Here’s table #2 which features the qualifiers who averaged 10-14.5 HRs (20-29 total) over the 2013-14 seasons:
|Jacoby Ellsbury||– – –||1271||25||163||123||91||7.60%||14.60%||0.52||0.138||0.285|
|Drew Stubbs||– – –||905||25||126||88||37||8.20%||30.60%||0.27||0.159||0.259|
|Alejandro De Aza||– – –||1203||25||140||103||37||7.40%||22.10%||0.33||0.138||0.258|
|Alex Rios||– – –||1183||22||137||135||59||5.40%||17.00%||0.32||0.138||0.279|
|Dexter Fowler||– – –||997||20||132||77||30||13.10%||21.40%||0.62||0.133||0.27|
• Rollins, Murphy, Zobrist, Ramirez, and Kendrick seem to fall into the boring, aging middle infield tier for many fantasy players. While the aging part might be correct, these players have consistently produced solid numbers across the board from positions of scarcity. With the possible exception of Ramirez, none of them should require the use of a premium pick on draft day.

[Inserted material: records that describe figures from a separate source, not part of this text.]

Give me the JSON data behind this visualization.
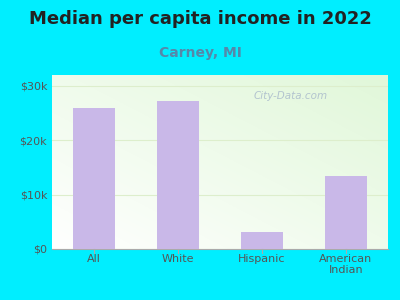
{
  "title": "Median per capita income in 2022",
  "subtitle": "Carney, MI",
  "categories": [
    "All",
    "White",
    "Hispanic",
    "American\nIndian"
  ],
  "values": [
    26000,
    27200,
    3200,
    13500
  ],
  "bar_color": "#c9b8e8",
  "background_outer": "#00eeff",
  "title_fontsize": 13,
  "subtitle_fontsize": 10,
  "subtitle_color": "#5588aa",
  "tick_color": "#555555",
  "ylim": [
    0,
    32000
  ],
  "yticks": [
    0,
    10000,
    20000,
    30000
  ],
  "ytick_labels": [
    "$0",
    "$10k",
    "$20k",
    "$30k"
  ],
  "grid_color": "#ddeecc",
  "watermark": "City-Data.com",
  "watermark_color": "#aabbcc"
}
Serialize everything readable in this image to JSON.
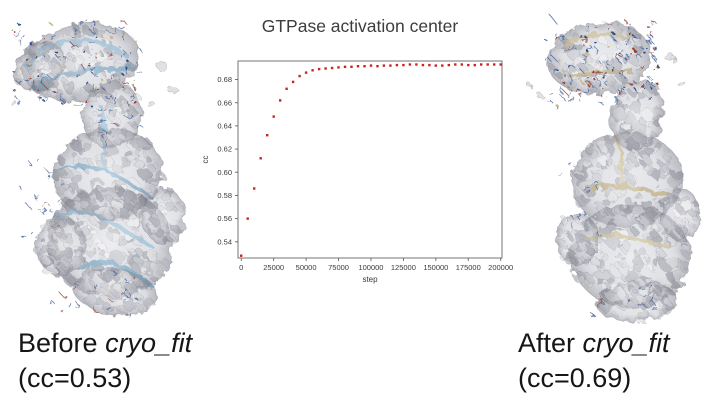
{
  "figure": {
    "background": "#ffffff"
  },
  "captions": {
    "before": {
      "prefix": "Before ",
      "program": "cryo_fit",
      "line2": "(cc=0.53)"
    },
    "after": {
      "prefix": "After ",
      "program": "cryo_fit",
      "line2": "(cc=0.69)"
    }
  },
  "chart_data": {
    "type": "scatter",
    "title": "GTPase activation center",
    "xlabel": "step",
    "ylabel": "cc",
    "marker_color": "#cc2222",
    "marker_shape": "square",
    "axis_color": "#666666",
    "tick_label_color": "#3a3a3a",
    "grid": false,
    "legend": "none",
    "xlim": [
      -2500,
      201000
    ],
    "ylim": [
      0.526,
      0.696
    ],
    "xticks": [
      0,
      25000,
      50000,
      75000,
      100000,
      125000,
      150000,
      175000,
      200000
    ],
    "yticks": [
      0.54,
      0.56,
      0.58,
      0.6,
      0.62,
      0.64,
      0.66,
      0.68
    ],
    "x": [
      0,
      5000,
      10000,
      15000,
      20000,
      25000,
      30000,
      35000,
      40000,
      45000,
      50000,
      55000,
      60000,
      65000,
      70000,
      75000,
      80000,
      85000,
      90000,
      95000,
      100000,
      105000,
      110000,
      115000,
      120000,
      125000,
      130000,
      135000,
      140000,
      145000,
      150000,
      155000,
      160000,
      165000,
      170000,
      175000,
      180000,
      185000,
      190000,
      195000,
      200000
    ],
    "y": [
      0.528,
      0.56,
      0.586,
      0.612,
      0.632,
      0.648,
      0.662,
      0.672,
      0.678,
      0.683,
      0.686,
      0.688,
      0.689,
      0.6895,
      0.69,
      0.6905,
      0.691,
      0.691,
      0.6915,
      0.6915,
      0.692,
      0.6915,
      0.692,
      0.692,
      0.6925,
      0.6925,
      0.693,
      0.693,
      0.6925,
      0.6925,
      0.692,
      0.692,
      0.6925,
      0.693,
      0.693,
      0.6925,
      0.6925,
      0.693,
      0.693,
      0.693,
      0.693
    ]
  }
}
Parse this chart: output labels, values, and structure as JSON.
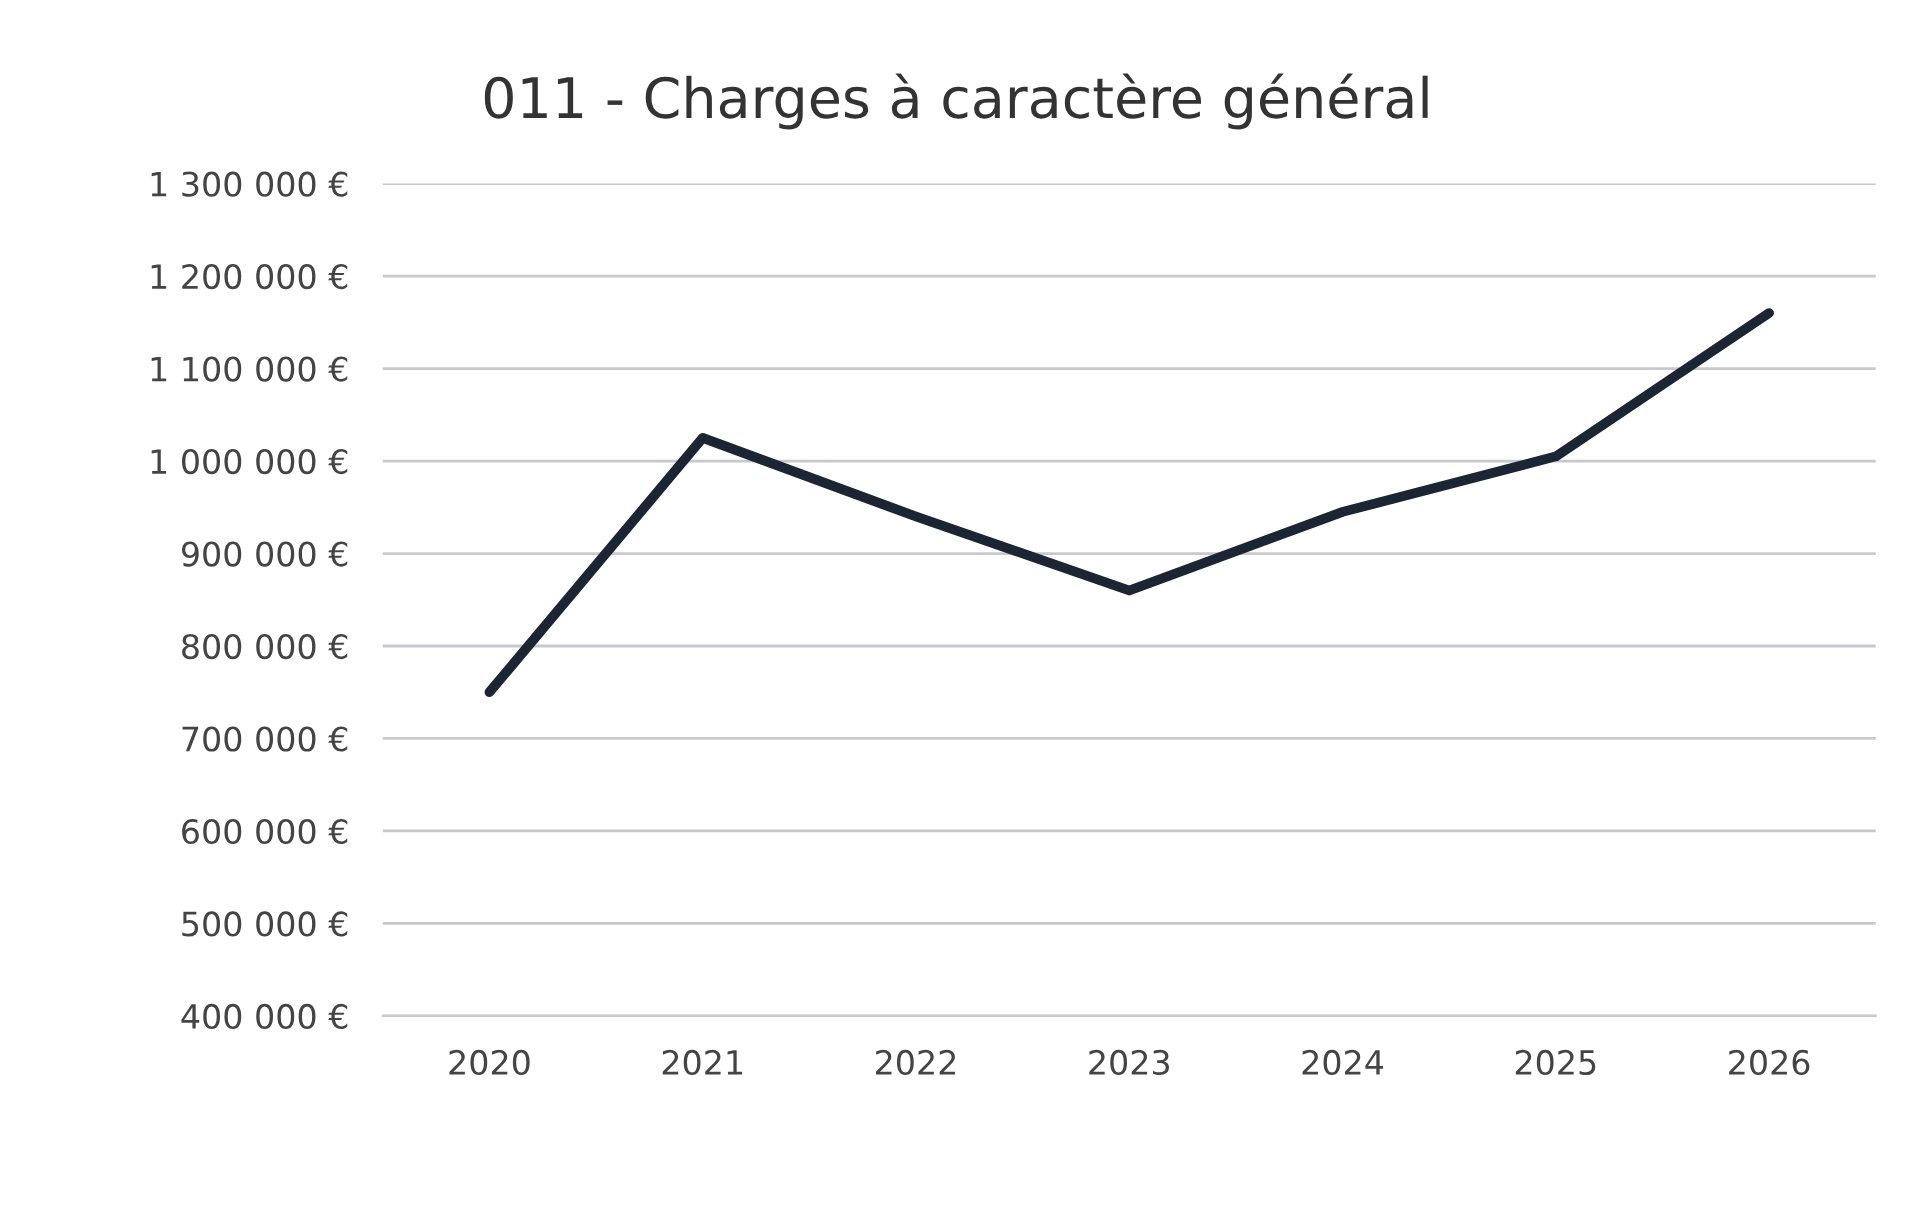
{
  "chart_data": {
    "type": "line",
    "title": "011 - Charges à caractère général",
    "categories": [
      "2020",
      "2021",
      "2022",
      "2023",
      "2024",
      "2025",
      "2026"
    ],
    "series": [
      {
        "color": "#1c2533",
        "values": [
          750000,
          1025000,
          940000,
          860000,
          945000,
          1005000,
          1160000
        ]
      }
    ],
    "ylim": [
      400000,
      1300000
    ],
    "yticks": [
      {
        "value": 400000,
        "label": "400 000 €"
      },
      {
        "value": 500000,
        "label": "500 000 €"
      },
      {
        "value": 600000,
        "label": "600 000 €"
      },
      {
        "value": 700000,
        "label": "700 000 €"
      },
      {
        "value": 800000,
        "label": "800 000 €"
      },
      {
        "value": 900000,
        "label": "900 000 €"
      },
      {
        "value": 1000000,
        "label": "1 000 000 €"
      },
      {
        "value": 1100000,
        "label": "1 100 000 €"
      },
      {
        "value": 1200000,
        "label": "1 200 000 €"
      },
      {
        "value": 1300000,
        "label": "1 300 000 €"
      }
    ],
    "grid": "y",
    "marker": "none",
    "line_style": "solid"
  }
}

• Charlie Blackmon and Jason Heyward are two of the most polarizing players in fantasyland. Heyward has been frustrating to own at times due to his inconsistency, but he’s still just 25 years old, possesses a nice combo of power and speed, and fantastic plate discipline to boot. Was Blackmon just a one-year wonder? I don’t have that answer, but last year was pretty special. He was just 1 HR and 2 SBs shy of a 20/30 season, and plays half of his games in the most hitter-friendly environment in baseball.
• Desmond Jennings and Dexter Fowler are penciled in as the opening day leadoff hitters for their respective clubs. Both offer good speed and a little bit of pop. They’re currently available in the late rounds in most mixed league formats and have even gone undrafted in some leagues. You could do worse for a #5 OF or a bench bat.
Do you prefer the Chris Carter and Billy Hamilton types of players who dominate in one or two categories? Or are the more balanced players prioritized on your draft boards?